During Delaney's nap today I experimented with supplementary yarns, ones that weren't part of the kit.  The last session will be Thursday but the kids have asked me to babysit because they're going to a funeral in Reno on Friday.  I'll watch the instructions and will have all day Friday to weave, or until my back gives out.
I'm still knitting chemo caps and have four done so I need to drop them off.  There's still quite a bit of the yarn from Triana so I think I'll have enough for a dozen by the time I'm done.

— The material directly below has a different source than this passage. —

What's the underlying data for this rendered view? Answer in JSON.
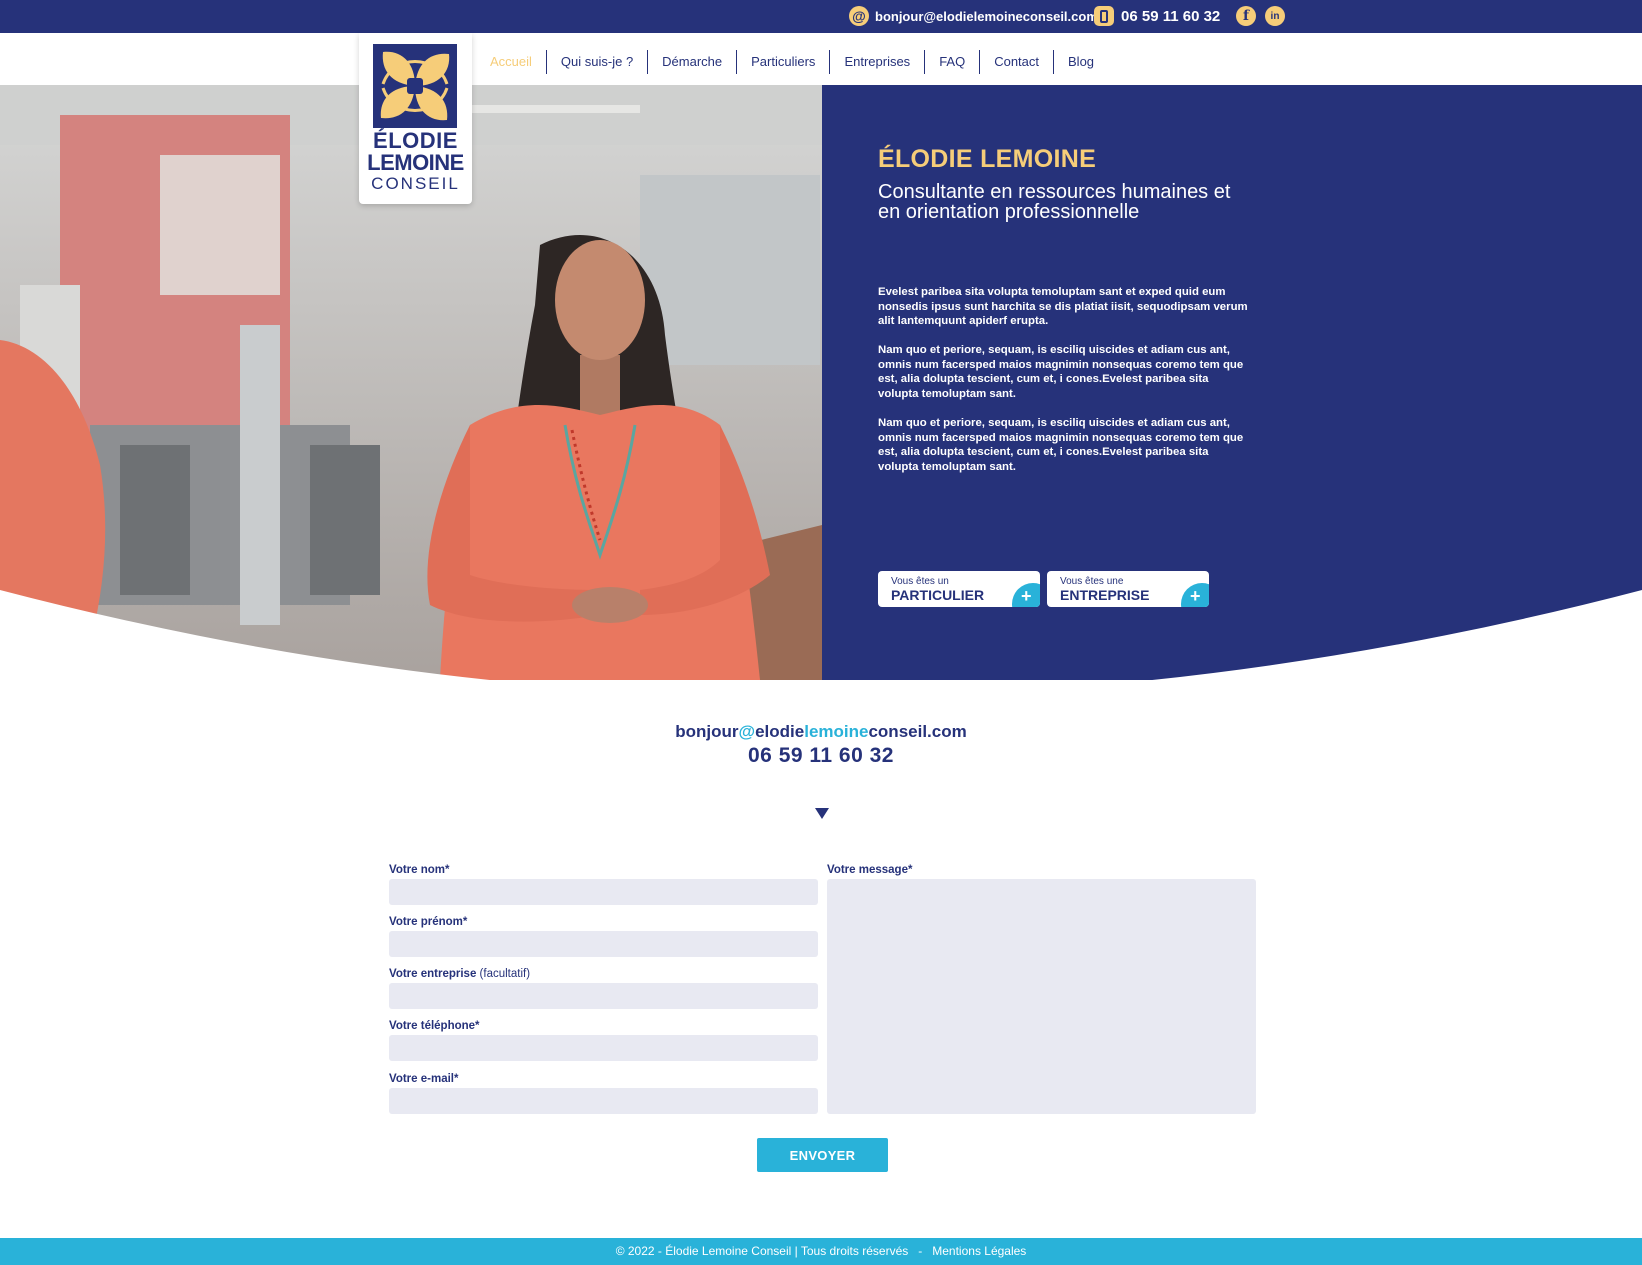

And here is where I tell you the bad news.  Delaney's parents have decided to sell their house and move back to Reno. After watching Delaney for 2 1/2 years, this is tough to swallow.  They have a list of reasons and I understand where they're coming from, but I don't like it.  I plan to enjoy her right up to moving day. Matt dropped Delaney off the morning of the 31st and said he had an announcement to make.  I actually thought he twas going to tell me that they were separating.  I've sensed heaviness from both of them for at least a month.  But it's not a health issue.  I have to remind myself of the things their news is not, a crutch for now.

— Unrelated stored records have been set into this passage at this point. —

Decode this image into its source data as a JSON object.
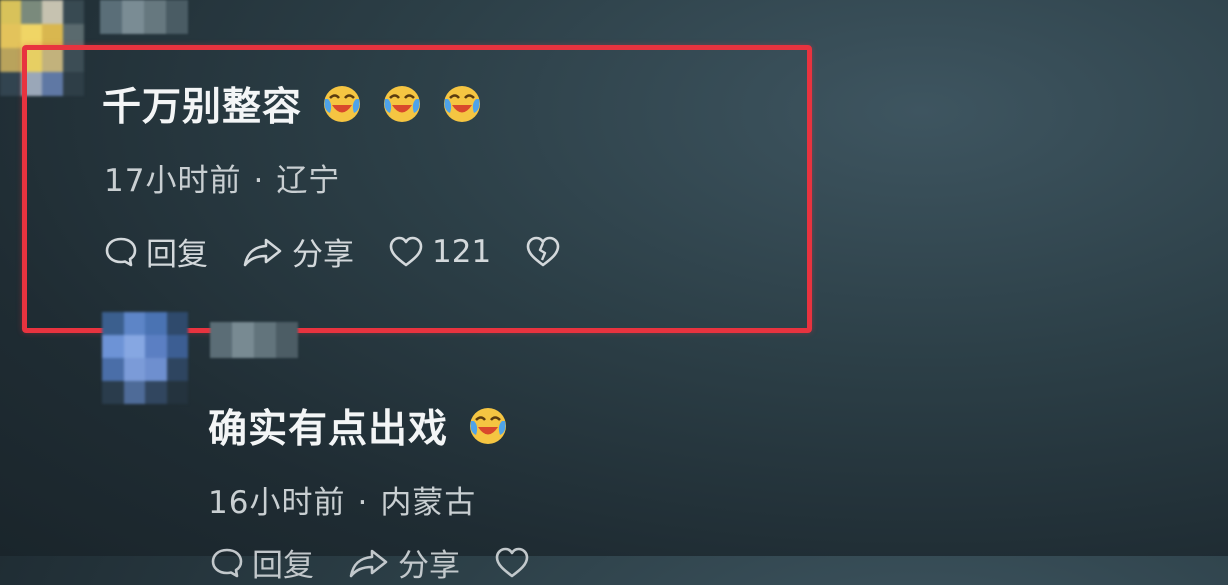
{
  "comments": [
    {
      "text": "千万别整容",
      "emoji": [
        "laugh-cry-emoji",
        "laugh-cry-emoji",
        "laugh-cry-emoji"
      ],
      "time": "17小时前",
      "location": "辽宁",
      "actions": {
        "reply": "回复",
        "share": "分享",
        "likes": "121"
      }
    },
    {
      "text": "确实有点出戏",
      "emoji": [
        "laugh-cry-emoji"
      ],
      "time": "16小时前",
      "location": "内蒙古",
      "actions": {
        "reply": "回复",
        "share": "分享"
      }
    }
  ],
  "separator": "·",
  "colors": {
    "highlight": "#e8333f",
    "background": "#2c3f47",
    "text": "#f3f5f6",
    "meta": "#c9cfd2"
  }
}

That afternoon my daughter called with even worse news.  She is going to need open-heart surgery and they're hoping to be able to do it in October.  It's called Bicuspid Aortic Valve Disease and it's a birth defect.  Her father also had this surgery.  I've lost sleep over this and somehow it makes Delaney's move a little less traumatic.  Chrissie has to stay in the hospital for a week and another six weeks at home after the surgery.  I'll go down as soon as she wants me there.  I will be so glad when this is behind us, the sooner the better and before the snow flies.






 

4 comments:

Michelle said...

I'm so sorry, Sharon. I have another friend whose only grandchild is being moved away from her, and she is ANGRY. Easier than being heartbroken, probably. Prayers for you and your daughter.

Valerie said...

Hi Sharon, I'm so sorry for your news. You've had such a sweet and special time with Delaney. I hope everything works out for that little family.
Also prayers for your daughter's surgery and recovery.

Having been immersed in Covid bad news for a year and half only makes other hard news even more difficult to bear.

Know that you are wished all the best.

Rosieposie said...

I hoped 2021 would be better for all but it has been unkind to you my friend. You are creating such beautiful weaving even with that bum thumb! I don’t know how you do it. You are an artist always seeking new challenges. Wow.

I know not having Delaney nearby hurts your heart. Reno isn’t across the country. We’d all love to see you. And Chrissie..oh my lord. She is one of the strongest people I know. She’s hit every challenge in her life with determination and grace. You too ma’m. You have a gentle soul. Saying prayers and hugs to both of you.
Rosie B

danielle said...

Oh my, it doesnt rain but it pours...
Lots of well wishes, positive healing etc for your daughter.
You have all the time and memories of caring for Delaney to keep in your heart...and it is something that will definitely make her into the woman she will become. You will still be able to visit - and you can skype (or whatever) ....and a relocation is far less devastating than you were fearful about!